Ganglion Swelling in association with a tendon sheath commonly near a joint. They are common lesions in the wrist and hand. Usually they are asymptomatic and cause little in the way of functional compromise. They are fluid filled although the fluid is similar to synovial fluid it is slightly more viscous. When the cysts are troublesome they may be excised.
Which of the following statements relating to Keloid scars is untrue?
They have a predilection for sternal , mandibular and deltiod area wounds They are confined to the margins of the original injury They often recur following excision May occur even after superficial injury They may be treated by injection of triamcinolone
Hypertrophic scars remain confined to the wound edges.
Keloids (by definition) will tend to extend beyond the margins of the wound and in wounds of any depth.
Wound healing
Surgical wounds are either incisional or excisional and either clean, clean contaminated or dirty. Although the stages of wound healing are broadly similar their contributions will vary according to the wound type.
The main stages of wound healing include:
Haemostasis
Minutes to hours following injury
Vasospasm in adjacent vessels, platelet plug formation and generation of fibrin rich clot.
Inflammation
Typically days 1-5
Neutrophils migrate into wound (function impaired in diabetes).
Growth factors released, including basic fibroblast growth factor and vascular endothelial growth factor.
Fibroblasts replicate within the adjacent matrix and migrate into wound.
Macrophages and fibroblasts couple matrix regeneration and clot substitution.
Regeneration
Typically days 7 to 56
Platelet derived growth factor and transformation growth factors stimulate fibroblasts and epithelial cells.
Fibroblasts produce a collagen network.
Angiogenesis occurs and wound resembles granulation tissue.
Remodeling
From 6 weeks to 1 year
Longest phase of the healing process and may last up to one year (or longer).
During this phase fibroblasts become differentiated (myofibroblasts) and these facilitate wound contraction.
Collagen fibres are remodeled.
Microvessels regress leaving a pale scar.

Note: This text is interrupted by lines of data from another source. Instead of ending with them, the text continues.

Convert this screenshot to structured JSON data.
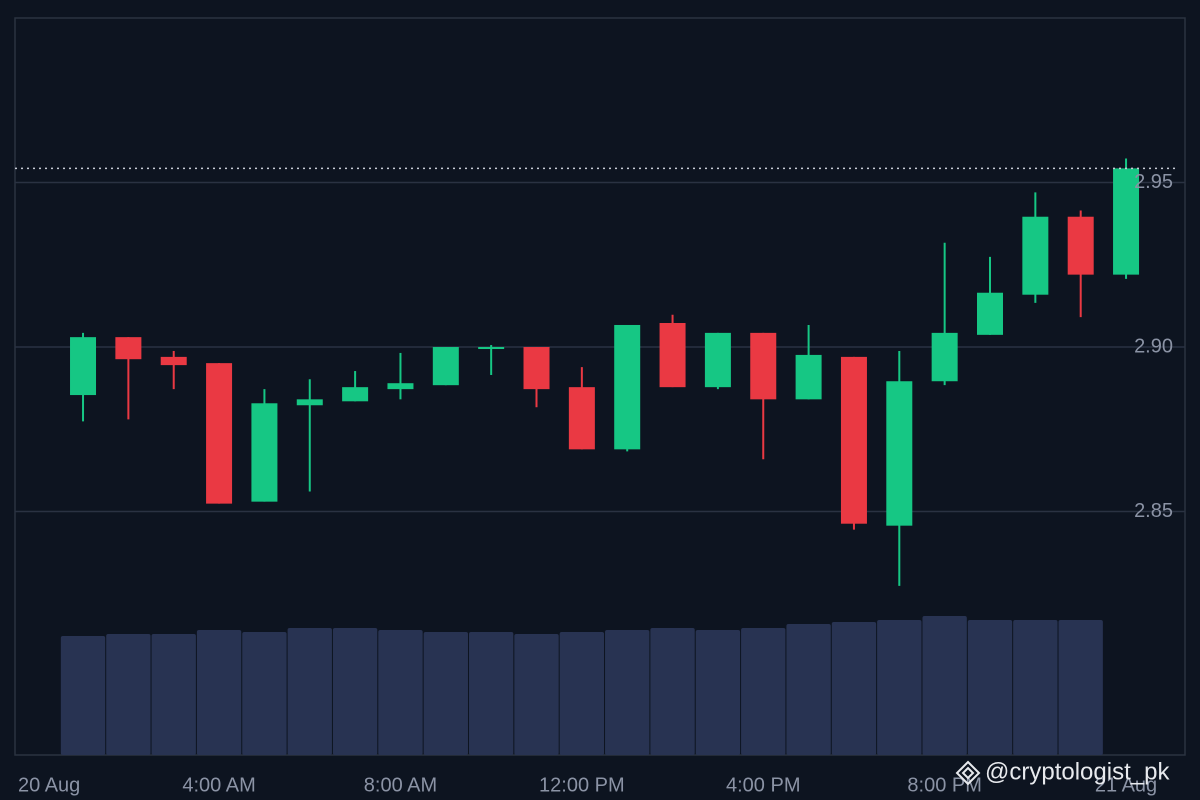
{
  "chart_data": {
    "type": "candlestick",
    "x": [
      1,
      2,
      3,
      4,
      5,
      6,
      7,
      8,
      9,
      10,
      11,
      12,
      13,
      14,
      15,
      16,
      17,
      18,
      19,
      20,
      21,
      22,
      23,
      24
    ],
    "open": [
      2.8854,
      2.903,
      2.897,
      2.8951,
      2.853,
      2.8823,
      2.8835,
      2.8872,
      2.8884,
      2.8994,
      2.9,
      2.8878,
      2.8689,
      2.9073,
      2.8878,
      2.9043,
      2.8841,
      2.897,
      2.8457,
      2.8896,
      2.9037,
      2.9159,
      2.9396,
      2.922
    ],
    "high": [
      2.9043,
      2.903,
      2.8988,
      2.8951,
      2.8872,
      2.8902,
      2.8927,
      2.8982,
      2.9,
      2.9006,
      2.9,
      2.8939,
      2.9067,
      2.9098,
      2.9043,
      2.9043,
      2.9067,
      2.897,
      2.8988,
      2.9317,
      2.9274,
      2.947,
      2.9415,
      2.9573
    ],
    "low": [
      2.8774,
      2.878,
      2.8872,
      2.8524,
      2.853,
      2.8561,
      2.8835,
      2.8841,
      2.8884,
      2.8915,
      2.8817,
      2.8689,
      2.8683,
      2.8878,
      2.8872,
      2.8659,
      2.8841,
      2.8445,
      2.8274,
      2.8884,
      2.9037,
      2.9134,
      2.9091,
      2.9207
    ],
    "close": [
      2.903,
      2.8963,
      2.8945,
      2.8524,
      2.8829,
      2.8841,
      2.8878,
      2.889,
      2.9,
      2.9,
      2.8872,
      2.8689,
      2.9067,
      2.8878,
      2.9043,
      2.8841,
      2.8976,
      2.8463,
      2.8896,
      2.9043,
      2.9165,
      2.9396,
      2.922,
      2.9543
    ],
    "volume": [
      119,
      121,
      121,
      125,
      123,
      127,
      127,
      125,
      123,
      123,
      121,
      123,
      125,
      127,
      125,
      127,
      131,
      133,
      135,
      139,
      135,
      135,
      135,
      null
    ],
    "up_color": "#16c784",
    "down_color": "#ea3943",
    "volume_color": "#283352",
    "xlim": [
      -0.5,
      25.3
    ],
    "xticks": [
      {
        "value": 0,
        "label": "20 Aug"
      },
      {
        "value": 4,
        "label": "4:00 AM"
      },
      {
        "value": 8,
        "label": "8:00 AM"
      },
      {
        "value": 12,
        "label": "12:00 PM"
      },
      {
        "value": 16,
        "label": "4:00 PM"
      },
      {
        "value": 20,
        "label": "8:00 PM"
      },
      {
        "value": 24,
        "label": "21 Aug"
      }
    ],
    "ylim": [
      2.776,
      3.0
    ],
    "yticks": [
      2.85,
      {
        "value": 2.9,
        "label": "2.90"
      },
      2.95
    ],
    "grid": true,
    "last_price_line": true
  },
  "watermark": "@cryptologist_pk"
}
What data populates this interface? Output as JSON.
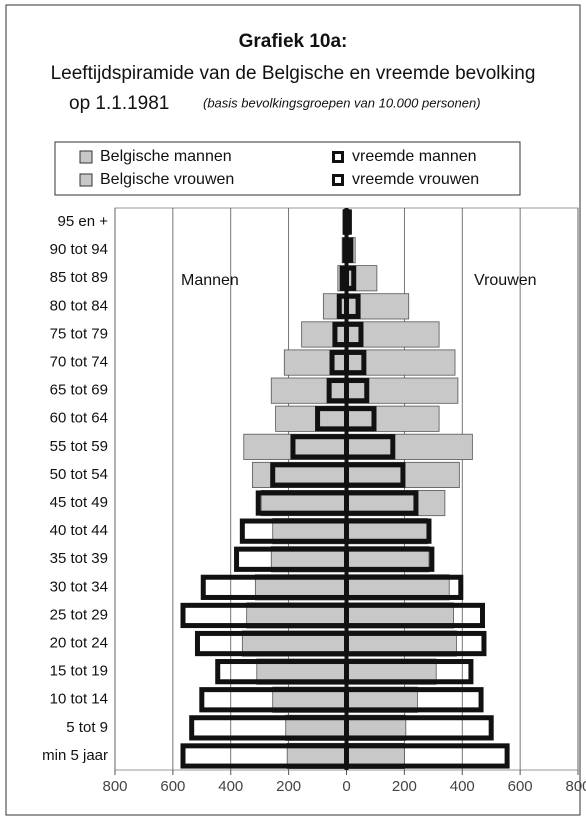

The above description represents an idealised scenario. A number of diseases may distort this process. Neovascularisation is an important early process. Endothelial cells may proliferate in the wound bed and recanalise to form a vessel. Vascular disease, shock and sepsis can all compromise microvascular flow and impair healing.
Conditions such as jaundice will impair fibroblast synthetic function and immunity with a detrimental effect in most parts of the healing process.
Problems with scars:
Hypertrophic scars
Excessive amounts of collagen within a scar. Nodules may be present histologically containing randomly arranged fibrils within and parallel fibres on the surface. The tissue itself is confined to the extent of the wound itself and is usually the result of a full thickness dermal injury. They may go on to develop contractures.
Keloid scars
Excessive amounts of collagen within a scar. Typically a keloid scar will pass beyond the boundaries of the original injury. They do not contain nodules and may occur following even trivial injury. They do not regress over time and may recur following removal.
Drugs which impair wound healing: Non steroidal anti inflammatory drugs Steroids Immunosupressive agents Anti neoplastic drugs
Closure
Delayed primary closure is the anatomically precise closure that is delayed for a few days but before granulation tissue becomes macroscopically evident.
Secondary closure refers to either spontaneous closure or to surgical closure after granulation tissue has formed.